I have 2 AWS EC2 instances with RHEL 6 and 8 respectively. I followed this procedure to migrate all the users from the oldest server to the new one. In the process I had to delete some lines from all the .bak files created from the procedure (because they would conflict with default existing users on the new server). Another thing I had to do was changing the UID and GID for the ssm-user and ec2-user on the new server, since they conflicted with existing users on the old server and I was afraid on making changes on the old one and risk damaging something.
After all of this I rebooted the new server but couldn't access it from SSH anymore. After many tries the only difference I've found is that 22 port seems to be not open.
Results of the lsof command can be seen below
Server before migrating users
# lsof -i -P -n
COMMAND PID USER FD TYPE DEVICE SIZE/OFF NODE NAME
chronyd 719 chrony 6u IPv4 20809 0t0 UDP 127.0.0.1:323
chronyd 719 chrony 7u IPv6 20810 0t0 UDP [::1]:323
NetworkMa 766 root 27u IPv4 22927 0t0 UDP <serverip>:68-><ip>>67
ssm-agent 1302 root 10u IPv4 51028 0t0 TCP <serverip>:41646-><ip>>443 (ESTABLISHED)
ssm-agent 1302 root 15u IPv4 28155 0t0 TCP <serverip>:47220-><ip>>443 (ESTABLISHED)
sshd 10532 root 5u IPv4 48231 0t0 TCP *:22 (LISTEN)
sshd 10532 root 7u IPv6 48233 0t0 TCP *:22 (LISTEN)
Server after migrating users
# lsof -i -P -n
COMMAND PID USER FD TYPE DEVICE SIZE/OFF NODE NAME
chronyd 717 chrony 6u IPv4 20118 0t0 UDP 127.0.0.1:323
chronyd 717 chrony 7u IPv6 20119 0t0 UDP [::1]:323
NetworkMa 764 root 27u IPv4 22164 0t0 UDP <serverip>:68-><ip>>67
ssm-agent 1324 root 10u IPv4 29098 0t0 TCP <serverip>:36630-><ip>>443 (ESTABLISHED)
ssm-agent 1324 root 15u IPv4 27154 0t0 TCP <serverip>:58756-><ip>>443 (ESTABLISHED)
ssm-sessi 1449 root 16u IPv4 27463 0t0 TCP <serverip>:33702-><ip>>443 (ESTABLISHED)
I'm accessing the servers without a key and I need to repeat this process at least on 8 more servers, so I would like how to solve this and how to avoid it when repeating the process on another server.
ssm-user
is very likely the cause of your access trouble. (perhaps also theec2-user
).
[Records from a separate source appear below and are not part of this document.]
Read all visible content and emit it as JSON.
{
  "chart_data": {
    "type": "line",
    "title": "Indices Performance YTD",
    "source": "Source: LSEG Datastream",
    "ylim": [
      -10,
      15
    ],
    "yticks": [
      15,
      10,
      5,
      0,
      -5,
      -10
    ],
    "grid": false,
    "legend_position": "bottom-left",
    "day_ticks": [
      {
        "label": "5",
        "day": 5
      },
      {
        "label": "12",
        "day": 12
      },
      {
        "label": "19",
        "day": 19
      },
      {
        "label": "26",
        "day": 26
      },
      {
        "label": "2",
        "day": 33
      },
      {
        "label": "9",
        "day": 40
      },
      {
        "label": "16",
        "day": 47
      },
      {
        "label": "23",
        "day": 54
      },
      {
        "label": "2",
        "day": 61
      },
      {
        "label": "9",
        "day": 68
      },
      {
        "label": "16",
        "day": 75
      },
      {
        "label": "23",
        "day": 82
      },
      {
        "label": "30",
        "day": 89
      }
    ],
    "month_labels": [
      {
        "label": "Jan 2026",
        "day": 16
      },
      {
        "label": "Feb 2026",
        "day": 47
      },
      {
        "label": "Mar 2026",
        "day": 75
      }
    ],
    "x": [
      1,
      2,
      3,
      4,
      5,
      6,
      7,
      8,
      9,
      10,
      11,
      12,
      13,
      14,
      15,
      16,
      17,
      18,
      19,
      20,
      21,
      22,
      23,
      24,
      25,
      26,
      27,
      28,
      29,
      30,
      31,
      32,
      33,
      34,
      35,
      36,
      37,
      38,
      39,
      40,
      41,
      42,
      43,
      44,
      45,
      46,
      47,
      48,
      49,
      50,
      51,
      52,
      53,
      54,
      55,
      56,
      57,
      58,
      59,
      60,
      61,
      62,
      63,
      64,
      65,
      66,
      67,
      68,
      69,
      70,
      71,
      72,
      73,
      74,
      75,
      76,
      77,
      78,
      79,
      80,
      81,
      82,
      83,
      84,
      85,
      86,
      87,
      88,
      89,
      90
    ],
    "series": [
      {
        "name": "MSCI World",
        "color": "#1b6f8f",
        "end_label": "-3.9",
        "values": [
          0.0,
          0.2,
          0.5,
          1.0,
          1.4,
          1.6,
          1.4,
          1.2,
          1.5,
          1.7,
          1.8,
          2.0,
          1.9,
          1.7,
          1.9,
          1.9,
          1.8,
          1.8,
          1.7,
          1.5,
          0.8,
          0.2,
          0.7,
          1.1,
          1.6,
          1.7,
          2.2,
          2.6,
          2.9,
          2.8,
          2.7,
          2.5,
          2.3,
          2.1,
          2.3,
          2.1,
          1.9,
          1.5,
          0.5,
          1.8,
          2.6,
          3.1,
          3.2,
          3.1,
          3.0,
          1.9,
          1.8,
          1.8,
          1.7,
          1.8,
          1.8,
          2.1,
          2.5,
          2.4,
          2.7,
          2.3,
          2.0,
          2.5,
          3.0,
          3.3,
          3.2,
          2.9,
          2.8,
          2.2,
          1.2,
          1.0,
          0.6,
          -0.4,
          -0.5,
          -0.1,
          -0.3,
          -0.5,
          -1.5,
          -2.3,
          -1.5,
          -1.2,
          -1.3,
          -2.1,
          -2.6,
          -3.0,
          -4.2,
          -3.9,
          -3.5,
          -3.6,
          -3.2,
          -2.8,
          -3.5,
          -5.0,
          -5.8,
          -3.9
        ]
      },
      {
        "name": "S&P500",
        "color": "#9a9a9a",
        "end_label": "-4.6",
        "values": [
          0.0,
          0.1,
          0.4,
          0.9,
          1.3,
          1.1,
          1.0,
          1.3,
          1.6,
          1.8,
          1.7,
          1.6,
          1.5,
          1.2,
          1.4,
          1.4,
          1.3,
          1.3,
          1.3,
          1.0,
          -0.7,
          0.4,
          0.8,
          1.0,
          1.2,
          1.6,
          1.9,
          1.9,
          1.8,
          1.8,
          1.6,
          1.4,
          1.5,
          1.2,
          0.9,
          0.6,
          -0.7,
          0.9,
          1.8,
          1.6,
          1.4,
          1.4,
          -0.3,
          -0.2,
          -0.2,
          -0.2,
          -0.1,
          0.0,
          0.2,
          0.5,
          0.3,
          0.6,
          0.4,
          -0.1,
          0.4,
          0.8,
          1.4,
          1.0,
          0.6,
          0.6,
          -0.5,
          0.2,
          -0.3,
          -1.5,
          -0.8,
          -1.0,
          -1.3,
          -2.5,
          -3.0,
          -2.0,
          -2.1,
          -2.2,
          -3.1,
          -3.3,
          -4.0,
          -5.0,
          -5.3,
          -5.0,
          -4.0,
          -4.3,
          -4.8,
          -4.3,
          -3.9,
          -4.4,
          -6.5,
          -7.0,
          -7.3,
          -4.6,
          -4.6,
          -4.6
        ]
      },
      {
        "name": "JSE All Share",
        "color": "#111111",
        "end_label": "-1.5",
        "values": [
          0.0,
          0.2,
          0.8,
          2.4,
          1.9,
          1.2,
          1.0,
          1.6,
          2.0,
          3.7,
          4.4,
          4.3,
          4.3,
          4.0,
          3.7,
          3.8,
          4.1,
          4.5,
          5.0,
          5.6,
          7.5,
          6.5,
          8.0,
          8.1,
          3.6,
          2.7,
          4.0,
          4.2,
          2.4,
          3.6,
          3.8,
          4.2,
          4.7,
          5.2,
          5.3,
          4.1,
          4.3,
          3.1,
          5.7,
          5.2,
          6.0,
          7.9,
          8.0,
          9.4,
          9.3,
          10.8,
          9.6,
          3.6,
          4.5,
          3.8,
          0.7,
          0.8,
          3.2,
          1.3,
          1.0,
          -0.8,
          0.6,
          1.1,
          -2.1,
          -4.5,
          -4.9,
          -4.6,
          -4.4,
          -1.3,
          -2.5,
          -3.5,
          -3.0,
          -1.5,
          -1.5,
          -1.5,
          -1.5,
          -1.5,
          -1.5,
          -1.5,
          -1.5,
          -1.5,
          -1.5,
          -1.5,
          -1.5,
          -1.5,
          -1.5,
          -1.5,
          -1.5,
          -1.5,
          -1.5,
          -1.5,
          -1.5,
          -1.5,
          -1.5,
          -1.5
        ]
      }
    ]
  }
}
The AWS SSM mangement application software was installed on the EC2 server to run under that UID/GID, and any security-related subsystems (such as SELinux) were configured to expect it to run that way. It's likely the SSM application could not start after the change to the UID/GID and the application is what provides your ssh access to the server.